1 Итак, братия мои возлюбленные и вожделенные, радость и венец мой, стойте так в Господе, возлюбленные.
2 Умоляю Еводию, умоляю Синтихию мыслить то же о Господе.
3 Ей, прошу и тебя, искренний сотрудник, помогай им, подвизавшимся в благовествовании вместе со мною и с Климентом и с прочими сотрудниками моими, которых имена – в книге жизни.
4 Радуйтесь всегда в Господе; и еще говорю: радуйтесь.
5 Кротость ваша да будет известна всем человекам. Господь близко.
6 Не заботьтесь ни о чем, но всегда в молитве и прошении с благодарением открывайте свои желания пред Богом,
7 и мир Божий, который превыше всякого ума, соблюдет сердца ваши и помышления ваши во Христе Иисусе.
8 Наконец, братия мои, что только истинно, что честно, что справедливо, что чисто, что любезно, что достославно, что только добродетель и похвала, о том помышляйте.
9 Чему вы научились, что приняли и слышали и видели во мне, то исполняйте, – и Бог мира будет с вами.
10 Я весьма возрадовался в Господе, что вы уже вновь начали заботиться о мне; вы и прежде заботились, но вам не благоприятствовали обстоятельства.
11 Говорю это не потому, что нуждаюсь, ибо я научился быть довольным тем, что у меня есть.
12 Умею жить и в скудости, умею жить и в изобилии; научился всему и во всем, насыщаться и терпеть голод, быть и в обилии и в недостатке.
13 Все могу в укрепляющем меня Иисусе Христе.
14 Впрочем вы хорошо поступили, приняв участие в моей скорби.

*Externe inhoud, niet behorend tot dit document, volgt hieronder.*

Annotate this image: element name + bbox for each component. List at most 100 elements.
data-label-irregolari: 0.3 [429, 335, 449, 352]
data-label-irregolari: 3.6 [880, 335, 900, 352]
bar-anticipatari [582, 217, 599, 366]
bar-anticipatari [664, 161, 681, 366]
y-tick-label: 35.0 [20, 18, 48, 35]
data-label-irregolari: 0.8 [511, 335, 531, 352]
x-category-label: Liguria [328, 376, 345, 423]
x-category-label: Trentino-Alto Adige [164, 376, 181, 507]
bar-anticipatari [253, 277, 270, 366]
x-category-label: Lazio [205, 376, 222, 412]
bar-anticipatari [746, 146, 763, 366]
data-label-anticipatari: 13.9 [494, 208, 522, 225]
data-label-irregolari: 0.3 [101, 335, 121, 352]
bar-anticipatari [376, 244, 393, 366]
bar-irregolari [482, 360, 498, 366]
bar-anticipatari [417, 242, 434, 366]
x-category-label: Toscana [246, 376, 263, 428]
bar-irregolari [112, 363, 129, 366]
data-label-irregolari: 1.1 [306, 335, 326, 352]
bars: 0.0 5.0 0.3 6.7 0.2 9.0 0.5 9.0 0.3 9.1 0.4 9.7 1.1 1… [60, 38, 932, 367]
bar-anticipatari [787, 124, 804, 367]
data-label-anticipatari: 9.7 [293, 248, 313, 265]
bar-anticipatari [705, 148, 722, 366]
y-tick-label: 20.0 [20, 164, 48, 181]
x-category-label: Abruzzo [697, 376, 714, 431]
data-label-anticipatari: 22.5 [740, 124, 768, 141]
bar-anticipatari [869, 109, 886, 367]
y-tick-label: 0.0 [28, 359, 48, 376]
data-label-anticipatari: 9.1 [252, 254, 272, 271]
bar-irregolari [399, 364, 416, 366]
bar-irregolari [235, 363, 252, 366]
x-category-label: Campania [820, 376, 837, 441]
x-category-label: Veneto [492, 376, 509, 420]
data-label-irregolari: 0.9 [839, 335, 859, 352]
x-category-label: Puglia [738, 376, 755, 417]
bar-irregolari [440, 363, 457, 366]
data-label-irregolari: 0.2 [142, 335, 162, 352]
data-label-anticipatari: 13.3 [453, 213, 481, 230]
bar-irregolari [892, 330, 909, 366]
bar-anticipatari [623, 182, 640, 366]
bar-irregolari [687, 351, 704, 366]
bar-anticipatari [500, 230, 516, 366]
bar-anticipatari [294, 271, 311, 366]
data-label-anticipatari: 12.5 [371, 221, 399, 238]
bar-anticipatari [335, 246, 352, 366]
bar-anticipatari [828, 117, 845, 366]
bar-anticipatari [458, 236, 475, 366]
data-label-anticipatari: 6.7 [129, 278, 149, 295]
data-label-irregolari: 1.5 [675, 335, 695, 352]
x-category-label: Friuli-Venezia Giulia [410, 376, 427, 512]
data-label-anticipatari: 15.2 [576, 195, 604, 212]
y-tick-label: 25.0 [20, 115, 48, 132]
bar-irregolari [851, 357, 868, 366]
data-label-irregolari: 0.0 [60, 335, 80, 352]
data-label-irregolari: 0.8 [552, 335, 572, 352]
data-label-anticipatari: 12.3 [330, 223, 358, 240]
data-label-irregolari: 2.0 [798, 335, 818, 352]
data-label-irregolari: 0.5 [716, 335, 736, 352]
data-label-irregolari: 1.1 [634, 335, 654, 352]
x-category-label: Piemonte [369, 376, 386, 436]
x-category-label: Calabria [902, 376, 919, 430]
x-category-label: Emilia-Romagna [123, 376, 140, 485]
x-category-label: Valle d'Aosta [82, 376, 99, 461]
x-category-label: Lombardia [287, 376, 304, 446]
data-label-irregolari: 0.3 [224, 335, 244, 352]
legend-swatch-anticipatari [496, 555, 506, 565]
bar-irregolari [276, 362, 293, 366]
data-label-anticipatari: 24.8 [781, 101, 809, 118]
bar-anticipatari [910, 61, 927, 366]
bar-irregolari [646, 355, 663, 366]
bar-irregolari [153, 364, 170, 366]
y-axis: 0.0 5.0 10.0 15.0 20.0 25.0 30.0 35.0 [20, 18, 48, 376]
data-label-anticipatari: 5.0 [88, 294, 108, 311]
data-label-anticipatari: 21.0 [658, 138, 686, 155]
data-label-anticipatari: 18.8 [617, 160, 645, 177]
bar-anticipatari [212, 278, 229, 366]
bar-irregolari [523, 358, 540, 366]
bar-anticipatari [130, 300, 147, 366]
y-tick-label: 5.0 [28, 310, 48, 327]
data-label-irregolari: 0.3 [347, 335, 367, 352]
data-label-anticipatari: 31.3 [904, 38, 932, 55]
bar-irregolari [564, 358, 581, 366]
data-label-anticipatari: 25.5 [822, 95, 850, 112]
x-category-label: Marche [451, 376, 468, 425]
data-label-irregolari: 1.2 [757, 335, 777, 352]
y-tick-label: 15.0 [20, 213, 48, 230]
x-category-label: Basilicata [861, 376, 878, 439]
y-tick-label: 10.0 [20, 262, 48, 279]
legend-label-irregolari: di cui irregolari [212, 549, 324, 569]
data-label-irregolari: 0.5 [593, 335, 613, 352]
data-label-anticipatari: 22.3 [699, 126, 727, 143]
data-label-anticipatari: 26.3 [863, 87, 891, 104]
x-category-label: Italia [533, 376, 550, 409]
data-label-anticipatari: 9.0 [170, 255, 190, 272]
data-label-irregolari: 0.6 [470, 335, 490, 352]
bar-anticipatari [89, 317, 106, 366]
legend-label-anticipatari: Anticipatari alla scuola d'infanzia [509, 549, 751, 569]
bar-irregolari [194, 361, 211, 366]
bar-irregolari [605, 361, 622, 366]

15 Вы знаете, Филиппийцы, что в начале благовествования, когда я вышел из Македонии, ни одна церковь не оказала мне участия подаянием и принятием, кроме вас одних;
16 вы и в Фессалонику и раз и два присылали мне на нужду.
17 [Говорю это] не потому, чтобы я искал даяния; но ищу плода, умножающегося в пользу вашу.
18 Я получил все, и избыточествую; я доволен, получив от Епафродита посланное вами, [как] благовонное курение, жертву приятную, благоугодную Богу.
19 Бог мой да восполнит всякую нужду вашу, по богатству Своему в славе, Христом Иисусом.
20 Богу же и Отцу нашему слава во веки веков! Аминь.
21 Приветствуйте всякого святого во Христе Иисусе. Приветствуют вас находящиеся со мною братия.
22 Приветствуют вас все святые, а наипаче из кесарева дома.
23 Благодать Господа нашего Иисуса Христа со всеми вами. Аминь.